Undergraduate Student Government Downtown is starting off the semester light on major goals and senators but has plans to address both soon.
The student government, which has not had a full Senate in its history, only has four elected members to start the semester, similar to last year’s Senate.
President Frank Smith III said USGD interviewed potential senators over the weekend and aimed to appoint several of them at the first Senate meeting. The goal, as it has been since the Downtown student government was created, is to get a full Senate and complete representation of all schools on campus.
“We have some amazing applicants, so we should get a full staff,” Smith said.
Unlike former, two-term USGD President Joseph Grossman, Smith does not yet have overarching plans for the Downtown campus or university-wide goals.
Smith is not planning to take on tuition as Grossman did, instead deciding to focus on the smaller fees that can incrementally add to a student’s cost of attendance.
For example, Smith said he is planning for USGD to cover equipment-rental fees for students at the new Downtown campus Sun Devil Fitness Complex.
He also wants to continue previous administrations’ attempts to outreach more effectively with Downtown students. Smith said he thinks the students on campus still don’t know they have student government as a resource, and he wants to change that.
“We want the students to feel like they have a voice,” Senate President Stephany Caceres said.
Caceres said USGD members have not yet discussed their main goals for the semester, but she agreed with Smith’s objectives of appointing a full Senate and connecting with Downtown students.
Caceres and Smith are the only USGD staff members with past experience in student government. Smith was a University College senator last year, and Caceres represented the Mary Lou Fulton Teachers College.
The 2012-13 school year also started out with few senators, but each of the three senators that started the year had sat on the Senate previously. Grossman and former Vice President of Services David Bakardjiev were also returning to their roles, as were the director of finance Sam Tongue and local-affairs director Michael Homan.

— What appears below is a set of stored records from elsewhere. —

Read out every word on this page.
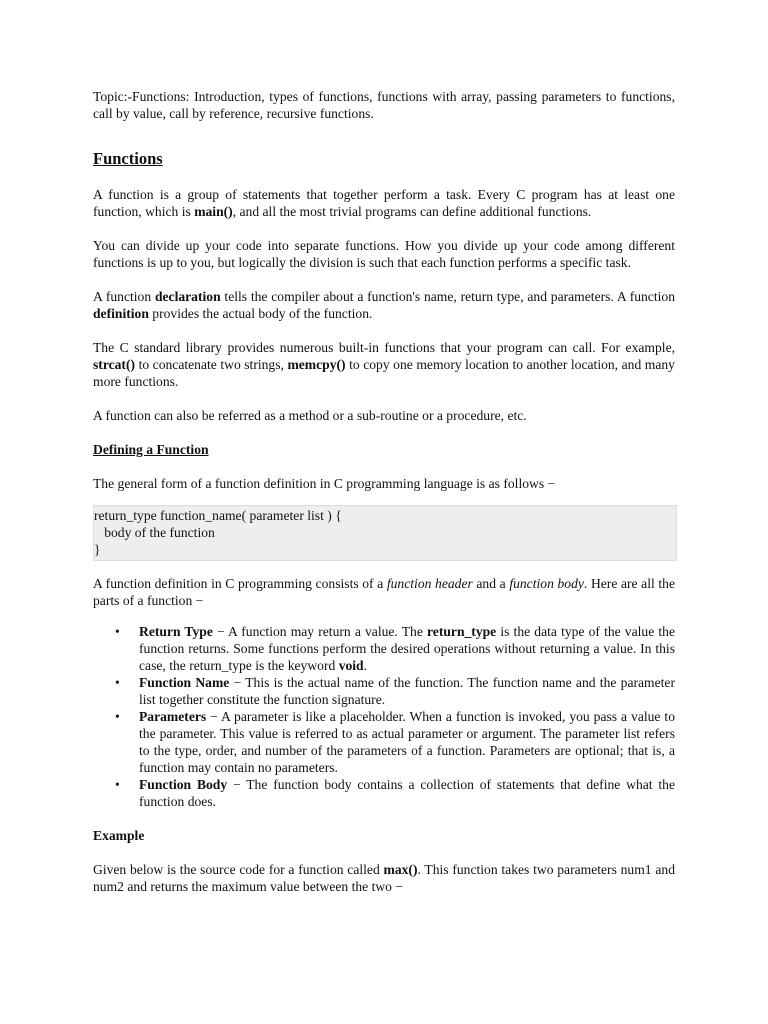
Topic:-Functions: Introduction, types of functions, functions with array, passing parameters to functions, call by value, call by reference, recursive functions.

Functions

A function is a group of statements that together perform a task. Every C program has at least one function, which is main(), and all the most trivial programs can define additional functions.

You can divide up your code into separate functions. How you divide up your code among different functions is up to you, but logically the division is such that each function performs a specific task.

A function declaration tells the compiler about a function's name, return type, and parameters. A function definition provides the actual body of the function.

The C standard library provides numerous built-in functions that your program can call. For example, strcat() to concatenate two strings, memcpy() to copy one memory location to another location, and many more functions.

A function can also be referred as a method or a sub-routine or a procedure, etc.

Defining a Function

The general form of a function definition in C programming language is as follows −

return_type function_name( parameter list ) {
body of the function
}

A function definition in C programming consists of a function header and a function body. Here are all the parts of a function −

• Return Type − A function may return a value. The return_type is the data type of the value the function returns. Some functions perform the desired operations without returning a value. In this case, the return_type is the keyword void.
• Function Name − This is the actual name of the function. The function name and the parameter list together constitute the function signature.
• Parameters − A parameter is like a placeholder. When a function is invoked, you pass a value to the parameter. This value is referred to as actual parameter or argument. The parameter list refers to the type, order, and number of the parameters of a function. Parameters are optional; that is, a function may contain no parameters.
• Function Body − The function body contains a collection of statements that define what the function does.
Example

Given below is the source code for a function called max(). This function takes two parameters num1 and num2 and returns the maximum value between the two −
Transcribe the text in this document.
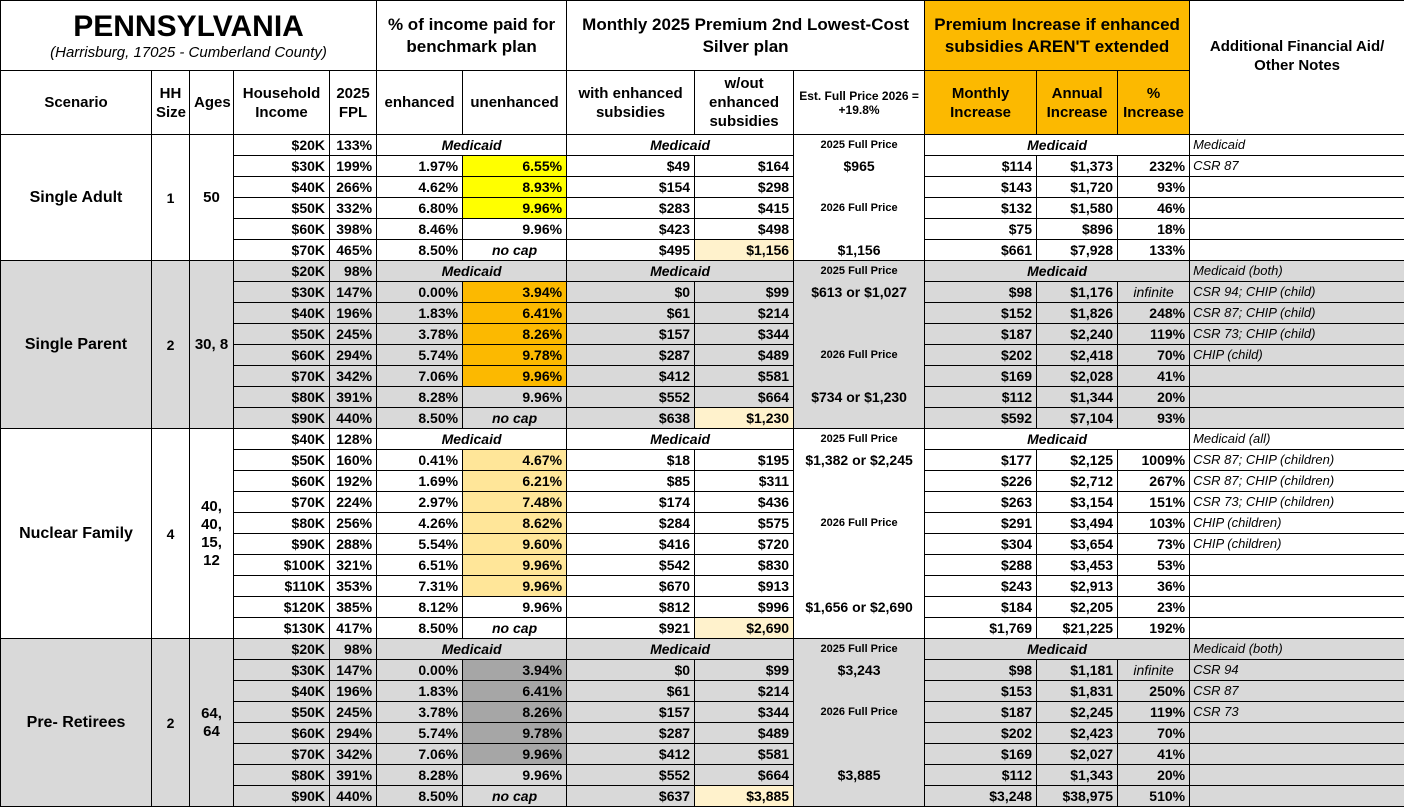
PENNSYLVANIA
(Harrisburg, 17025 - Cumberland County)					% of income paid for benchmark plan		Monthly 2025 Premium 2nd Lowest-Cost Silver plan			Premium Increase if enhanced subsidies AREN'T extended			Additional Financial Aid/ Other Notes
Scenario	HH Size	Ages	Household Income	2025 FPL	enhanced	unenhanced	with enhanced subsidies	w/out enhanced subsidies	Est. Full Price 2026 = +19.8%	Monthly Increase	Annual Increase	% Increase	
Single Adult	1	50	$20K	133%	Medicaid		Medicaid		2025 Full Price	Medicaid			Medicaid
			$30K	199%	1.97%	6.55%	$49	$164	$965	$114	$1,373	232%	CSR 87
			$40K	266%	4.62%	8.93%	$154	$298		$143	$1,720	93%	
			$50K	332%	6.80%	9.96%	$283	$415	2026 Full Price	$132	$1,580	46%	
			$60K	398%	8.46%	9.96%	$423	$498		$75	$896	18%	
			$70K	465%	8.50%	no cap	$495	$1,156	$1,156	$661	$7,928	133%	
Single Parent	2	30, 8	$20K	98%	Medicaid		Medicaid		2025 Full Price	Medicaid			Medicaid (both)
			$30K	147%	0.00%	3.94%	$0	$99	$613 or $1,027	$98	$1,176	infinite	CSR 94; CHIP (child)
			$40K	196%	1.83%	6.41%	$61	$214		$152	$1,826	248%	CSR 87; CHIP (child)
			$50K	245%	3.78%	8.26%	$157	$344		$187	$2,240	119%	CSR 73; CHIP (child)
			$60K	294%	5.74%	9.78%	$287	$489	2026 Full Price	$202	$2,418	70%	CHIP (child)
			$70K	342%	7.06%	9.96%	$412	$581		$169	$2,028	41%	
			$80K	391%	8.28%	9.96%	$552	$664	$734 or $1,230	$112	$1,344	20%	
			$90K	440%	8.50%	no cap	$638	$1,230		$592	$7,104	93%	
Nuclear Family	4	40, 40, 15, 12	$40K	128%	Medicaid		Medicaid		2025 Full Price	Medicaid			Medicaid (all)
			$50K	160%	0.41%	4.67%	$18	$195	$1,382 or $2,245	$177	$2,125	1009%	CSR 87; CHIP (children)
			$60K	192%	1.69%	6.21%	$85	$311		$226	$2,712	267%	CSR 87; CHIP (children)
			$70K	224%	2.97%	7.48%	$174	$436		$263	$3,154	151%	CSR 73; CHIP (children)
			$80K	256%	4.26%	8.62%	$284	$575	2026 Full Price	$291	$3,494	103%	CHIP (children)
			$90K	288%	5.54%	9.60%	$416	$720		$304	$3,654	73%	CHIP (children)
			$100K	321%	6.51%	9.96%	$542	$830		$288	$3,453	53%	
			$110K	353%	7.31%	9.96%	$670	$913		$243	$2,913	36%	
			$120K	385%	8.12%	9.96%	$812	$996	$1,656 or $2,690	$184	$2,205	23%	
			$130K	417%	8.50%	no cap	$921	$2,690		$1,769	$21,225	192%	
Pre- Retirees	2	64, 64	$20K	98%	Medicaid		Medicaid		2025 Full Price	Medicaid			Medicaid (both)
			$30K	147%	0.00%	3.94%	$0	$99	$3,243	$98	$1,181	infinite	CSR 94
			$40K	196%	1.83%	6.41%	$61	$214		$153	$1,831	250%	CSR 87
			$50K	245%	3.78%	8.26%	$157	$344	2026 Full Price	$187	$2,245	119%	CSR 73
			$60K	294%	5.74%	9.78%	$287	$489		$202	$2,423	70%	
			$70K	342%	7.06%	9.96%	$412	$581		$169	$2,027	41%	
			$80K	391%	8.28%	9.96%	$552	$664	$3,885	$112	$1,343	20%	
			$90K	440%	8.50%	no cap	$637	$3,885		$3,248	$38,975	510%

“It was definitely a learning experience once I got into the position,” Homan said of his first year on the job. He had been to the First Fridays artwalks and some local concerts but didn’t know much about the community and its relationship with ASU.
Journalism freshman Cassidy Trowbridge is the local-affairs director for USGD this year. Trowbridge is responsible for outreach in the downtown community.
“This job meant a lot to me … that I was able to get involved immediately,” Trowbridge said. “My goal, first and foremost, is to get familiar with the community.”
She said she didn’t have much knowledge about downtown, with her main contact being from her participation in the Walter Cronkite School’s summer high-school journalism program.
“Experience is always going to be valuable,” Homan said. “But, at the end of the day, everyone has to start somewhere.”